April will be a relatively quiet month for the rovers and orbiters that we’ve sent to Mars, thanks to a conjunction between the sun and the neighbor planets.

A Mars solar conjunction -- when the Red Planet, sun and Earth are aligned -- happens about once every 26 months, so this isn't NASA's first rodeo. The space agency is already taking steps to prepare for the alignment.

"This is our sixth conjunction for Odyssey," Chris Potts of the Jet Propulsion Laboratory, mission manager for NASA's Mars Odyssey orbiter, said in a statement. "We have plenty of useful experience dealing with them, though each conjunction is a little different."

This year’s conjunction will culminate in an arrangement where the apparent angle between Mars and the sun, from our perspective, is about .4 degrees, as seen in this illustration:


The positioning of the sun between Mars and the Earth will disrupt radio transmissions between the two planets, so NASA won’t be able to communicate as effectively with its craft.

Sometimes the interference of the sun is intensified by solar activity, but all signs point to this latest cycle being relatively mild.

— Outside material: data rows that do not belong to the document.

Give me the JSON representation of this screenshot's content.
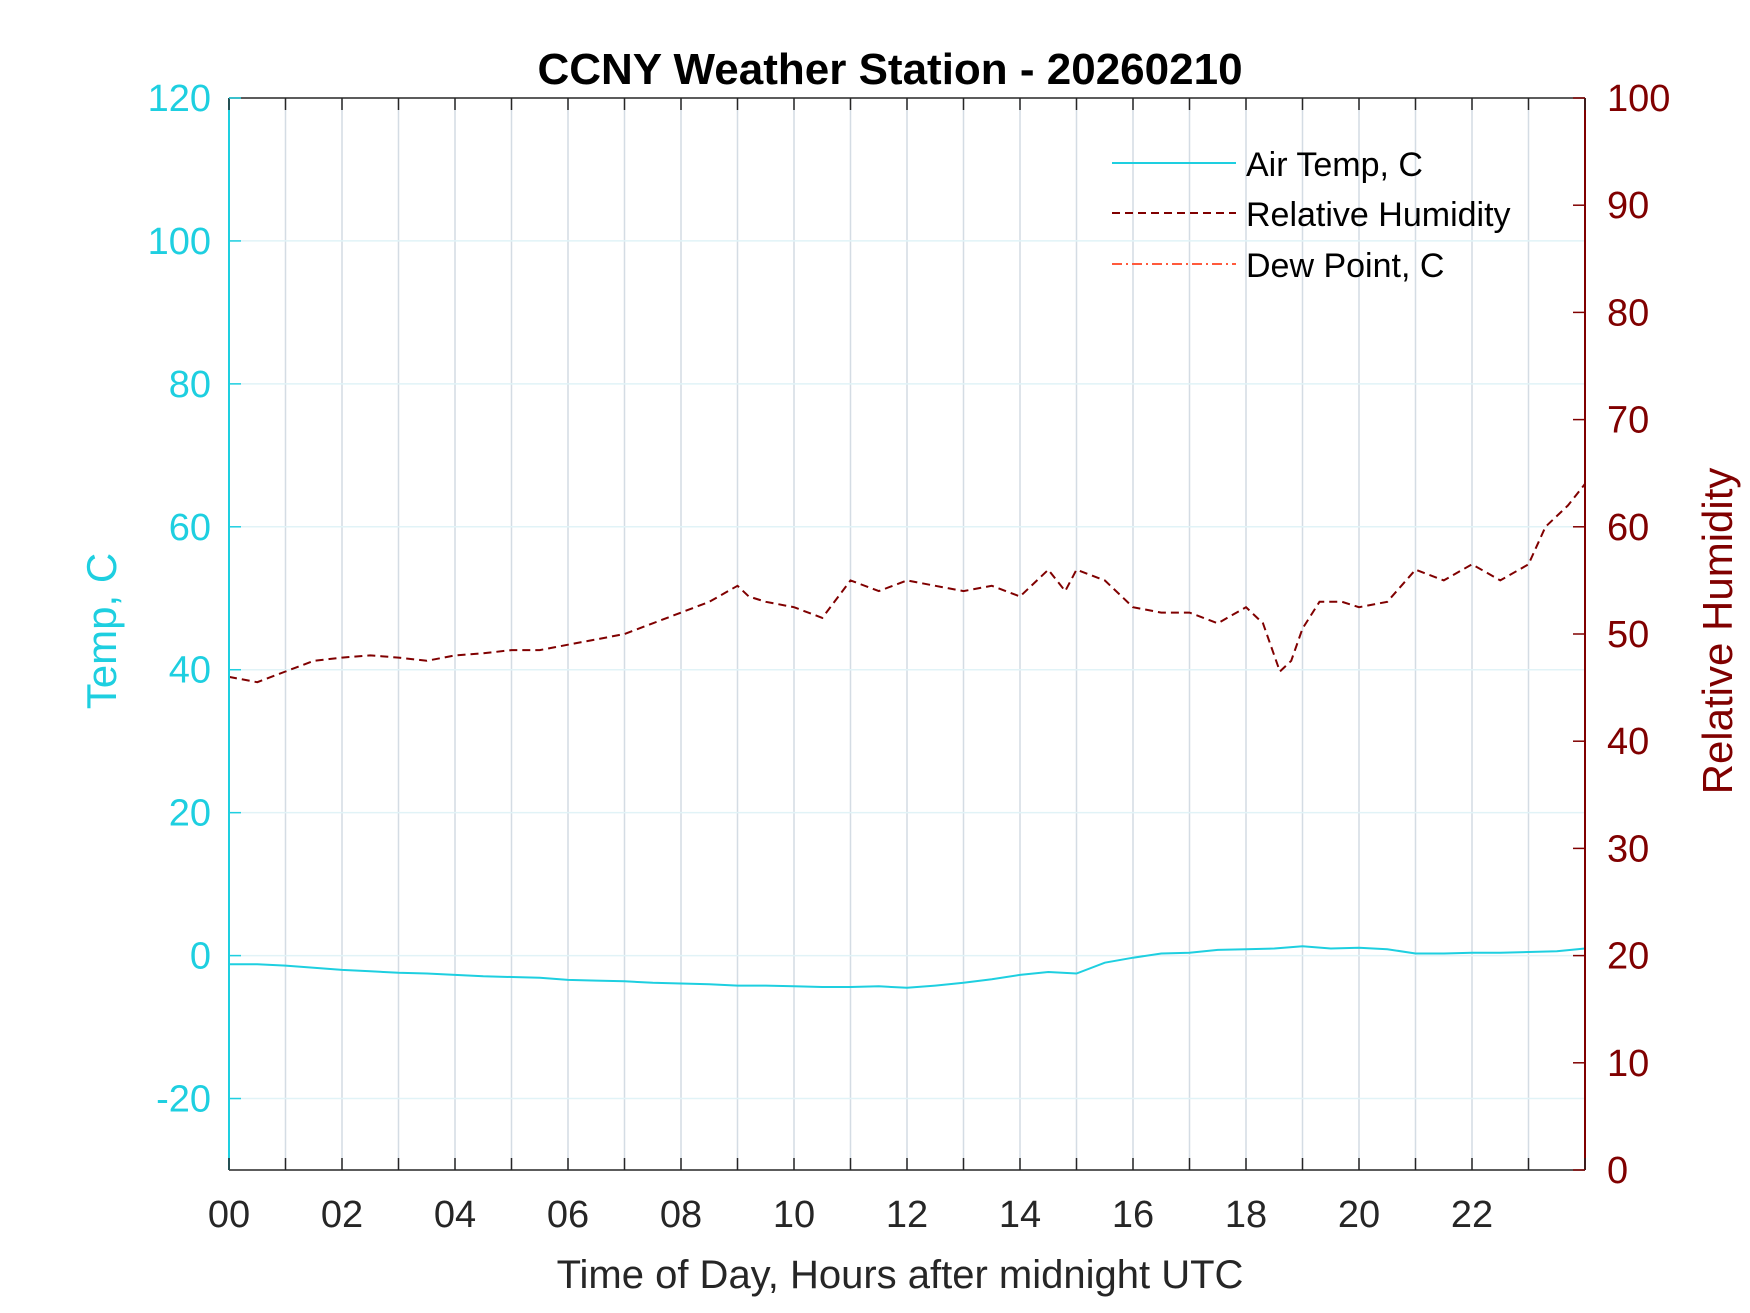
{
  "chart_data": {
    "type": "line",
    "title": "CCNY Weather Station - 20260210",
    "xlabel": "Time of Day, Hours after midnight UTC",
    "ylabel_left": "Temp, C",
    "ylabel_right": "Relative Humidity",
    "xlim": [
      0,
      24
    ],
    "ylim_left": [
      -30,
      120
    ],
    "ylim_right": [
      0,
      100
    ],
    "x_ticks": [
      0,
      2,
      4,
      6,
      8,
      10,
      12,
      14,
      16,
      18,
      20,
      22
    ],
    "x_tick_labels": [
      "00",
      "02",
      "04",
      "06",
      "08",
      "10",
      "12",
      "14",
      "16",
      "18",
      "20",
      "22"
    ],
    "y_left_ticks": [
      -20,
      0,
      20,
      40,
      60,
      80,
      100,
      120
    ],
    "y_right_ticks": [
      0,
      10,
      20,
      30,
      40,
      50,
      60,
      70,
      80,
      90,
      100
    ],
    "grid": true,
    "legend_position": "top-right",
    "colors": {
      "left_axis": "#1ecfe0",
      "right_axis": "#800000",
      "air_temp": "#1ecfe0",
      "relative_humidity": "#800000",
      "dew_point": "#ff5a3c",
      "grid": "#d4dce4",
      "axes": "#262626"
    },
    "series": [
      {
        "name": "Air Temp, C",
        "axis": "left",
        "style": "solid",
        "x": [
          0,
          0.5,
          1,
          1.5,
          2,
          2.5,
          3,
          3.5,
          4,
          4.5,
          5,
          5.5,
          6,
          6.5,
          7,
          7.5,
          8,
          8.5,
          9,
          9.5,
          10,
          10.5,
          11,
          11.5,
          12,
          12.5,
          13,
          13.5,
          14,
          14.5,
          15,
          15.5,
          16,
          16.5,
          17,
          17.5,
          18,
          18.5,
          19,
          19.5,
          20,
          20.5,
          21,
          21.5,
          22,
          22.5,
          23,
          23.5,
          24
        ],
        "y": [
          -1.2,
          -1.2,
          -1.4,
          -1.7,
          -2.0,
          -2.2,
          -2.4,
          -2.5,
          -2.7,
          -2.9,
          -3.0,
          -3.1,
          -3.4,
          -3.5,
          -3.6,
          -3.8,
          -3.9,
          -4.0,
          -4.2,
          -4.2,
          -4.3,
          -4.4,
          -4.4,
          -4.3,
          -4.5,
          -4.2,
          -3.8,
          -3.3,
          -2.7,
          -2.3,
          -2.5,
          -1.0,
          -0.3,
          0.3,
          0.4,
          0.8,
          0.9,
          1.0,
          1.3,
          1.0,
          1.1,
          0.9,
          0.3,
          0.3,
          0.4,
          0.4,
          0.5,
          0.6,
          1.0
        ]
      },
      {
        "name": "Relative Humidity",
        "axis": "right",
        "style": "dashed",
        "x": [
          0,
          0.5,
          1,
          1.5,
          2,
          2.5,
          3,
          3.5,
          4,
          4.5,
          5,
          5.5,
          6,
          6.5,
          7,
          7.5,
          8,
          8.5,
          9,
          9.2,
          9.5,
          10,
          10.5,
          11,
          11.5,
          12,
          12.5,
          13,
          13.5,
          14,
          14.5,
          14.8,
          15,
          15.5,
          16,
          16.5,
          17,
          17.5,
          18,
          18.3,
          18.6,
          18.8,
          19,
          19.3,
          19.7,
          20,
          20.5,
          21,
          21.5,
          22,
          22.5,
          23,
          23.3,
          23.7,
          24
        ],
        "y": [
          46.0,
          45.5,
          46.5,
          47.5,
          47.8,
          48.0,
          47.8,
          47.5,
          48.0,
          48.2,
          48.5,
          48.5,
          49.0,
          49.5,
          50.0,
          51.0,
          52.0,
          53.0,
          54.5,
          53.5,
          53.0,
          52.5,
          51.5,
          55.0,
          54.0,
          55.0,
          54.5,
          54.0,
          54.5,
          53.5,
          56.0,
          54.0,
          56.0,
          55.0,
          52.5,
          52.0,
          52.0,
          51.0,
          52.5,
          51.0,
          46.5,
          47.5,
          50.5,
          53.0,
          53.0,
          52.5,
          53.0,
          56.0,
          55.0,
          56.5,
          55.0,
          56.5,
          60.0,
          62.0,
          64.0
        ]
      },
      {
        "name": "Dew Point, C",
        "axis": "left",
        "style": "dash-dot",
        "x": [],
        "y": []
      }
    ]
  }
}
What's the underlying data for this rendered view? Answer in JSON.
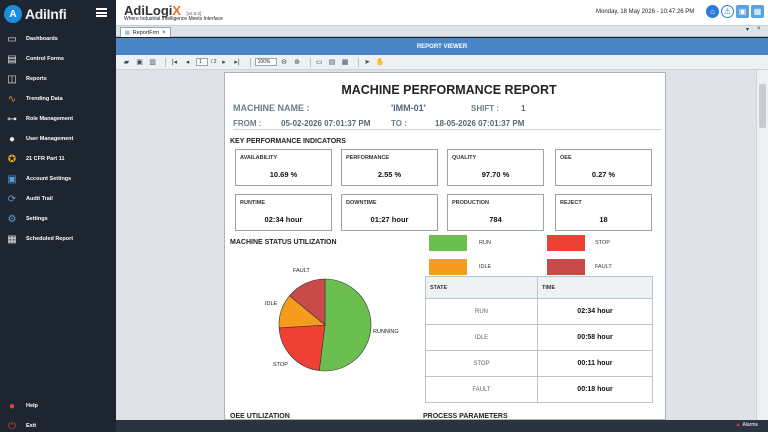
{
  "app": {
    "logo_text": "AdiInfi",
    "title": "AdiLogi",
    "title_x": "X",
    "version": "[v2.6.0]",
    "tagline": "Where Industrial Intelligence Meets Interface",
    "datetime": "Monday, 18 May 2026 - 10:47:26 PM"
  },
  "sidebar": {
    "items": [
      {
        "label": "Dashboards",
        "icon": "monitor-icon"
      },
      {
        "label": "Control Forms",
        "icon": "form-icon"
      },
      {
        "label": "Reports",
        "icon": "report-icon"
      },
      {
        "label": "Trending Data",
        "icon": "trend-icon"
      },
      {
        "label": "Role Management",
        "icon": "hierarchy-icon"
      },
      {
        "label": "User Management",
        "icon": "users-icon"
      },
      {
        "label": "21 CFR Part 11",
        "icon": "badge-icon"
      },
      {
        "label": "Account Settings",
        "icon": "account-icon"
      },
      {
        "label": "Audit Trail",
        "icon": "audit-icon"
      },
      {
        "label": "Settings",
        "icon": "gear-icon"
      },
      {
        "label": "Scheduled Report",
        "icon": "calendar-icon"
      }
    ],
    "help": "Help",
    "exit": "Exit"
  },
  "tabs": [
    {
      "label": "ReportFrm"
    }
  ],
  "viewer_title": "REPORT VIEWER",
  "toolbar": {
    "page_current": "1",
    "page_total": "/ 2",
    "zoom": "100%"
  },
  "report": {
    "title": "MACHINE PERFORMANCE REPORT",
    "machine_label": "MACHINE NAME :",
    "machine_value": "'IMM-01'",
    "shift_label": "SHIFT :",
    "shift_value": "1",
    "from_label": "FROM :",
    "from_value": "05-02-2026 07:01:37 PM",
    "to_label": "TO :",
    "to_value": "18-05-2026 07:01:37 PM",
    "kpi_heading": "KEY PERFORMANCE INDICATORS",
    "kpis": [
      {
        "label": "AVAILABILITY",
        "value": "10.69 %"
      },
      {
        "label": "PERFORMANCE",
        "value": "2.55 %"
      },
      {
        "label": "QUALITY",
        "value": "97.70 %"
      },
      {
        "label": "OEE",
        "value": "0.27 %"
      },
      {
        "label": "RUNTIME",
        "value": "02:34 hour"
      },
      {
        "label": "DOWNTIME",
        "value": "01:27 hour"
      },
      {
        "label": "PRODUCTION",
        "value": "784"
      },
      {
        "label": "REJECT",
        "value": "18"
      }
    ],
    "status_heading": "MACHINE STATUS UTILIZATION",
    "legend": [
      {
        "label": "RUN",
        "color": "#6bbf4e"
      },
      {
        "label": "STOP",
        "color": "#ee4035"
      },
      {
        "label": "IDLE",
        "color": "#f59d1b"
      },
      {
        "label": "FAULT",
        "color": "#c94a4a"
      }
    ],
    "pie_labels": {
      "running": "RUNNING",
      "stop": "STOP",
      "idle": "IDLE",
      "fault": "FAULT"
    },
    "table": {
      "headers": [
        "STATE",
        "TIME"
      ],
      "rows": [
        {
          "state": "RUN",
          "time": "02:34 hour"
        },
        {
          "state": "IDLE",
          "time": "00:58 hour"
        },
        {
          "state": "STOP",
          "time": "00:11 hour"
        },
        {
          "state": "FAULT",
          "time": "00:18 hour"
        }
      ]
    },
    "oee_heading": "OEE UTILIZATION",
    "process_heading": "PROCESS PARAMETERS"
  },
  "chart_data": {
    "type": "pie",
    "categories": [
      "RUNNING",
      "STOP",
      "IDLE",
      "FAULT"
    ],
    "values": [
      52,
      22,
      12,
      14
    ],
    "colors": [
      "#6bbf4e",
      "#ee4035",
      "#f59d1b",
      "#c94a4a"
    ]
  },
  "status": {
    "alarms": "Alarms"
  }
}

The Mars Science Laboratory, informally known as Curiosity, and its smaller sibling Opportunity, are the only surface objects on Mars that are still in operation. NASA also has two orbiters in operation: the Mars Reconnaissance Orbiter, which uses radar, spectrometers and cameras to analyze surface conditions and weather on the Red Planet; and the 2001 Mars Odyssey, which is searching for evidence of past water or volcanic activity. These satellites also help relay communications from the ground-based rovers back to Earth.

The European Space Agency also has its own orbiter, Mars Express, which will likely be taking a load off to wait out the solar conjunction.

To avoid dropping crucial calls, NASA is suspending transmissions from Earth to the orbiters from April 9 to April 26. On April 4, the Mars Reconnaissance Orbiter will enter record-only mode.

"For the entire conjunction period, we'll just be storing data on board," MRO mission manager Reid Thomas said in a statement.

Odyssey, meanwhile, will continue transmitting data throughout April.

Opportunity will also receive no commands between April 9 and April 26, but the rover isn’t exactly getting a break: The team will be sending long-term instructions for the robot to carry out during the silent period.

"We are doing extra science planning work this month to develop almost three weeks of activity sequences for Opportunity to execute throughout conjunction," Opportunity Mission Manager Alfonso Herrera of JPL said in a statement.

Curiosity will also be continuing to make observations on its own, with the rover’s team suspending their direct commands from April 4 to May 1. Curiosity will still be sending “beeps” back to Earth, via Odyssey.

Once Mars emerges from behind the sun, NASA engineers will get  an April shower of several weeks’ worth of data.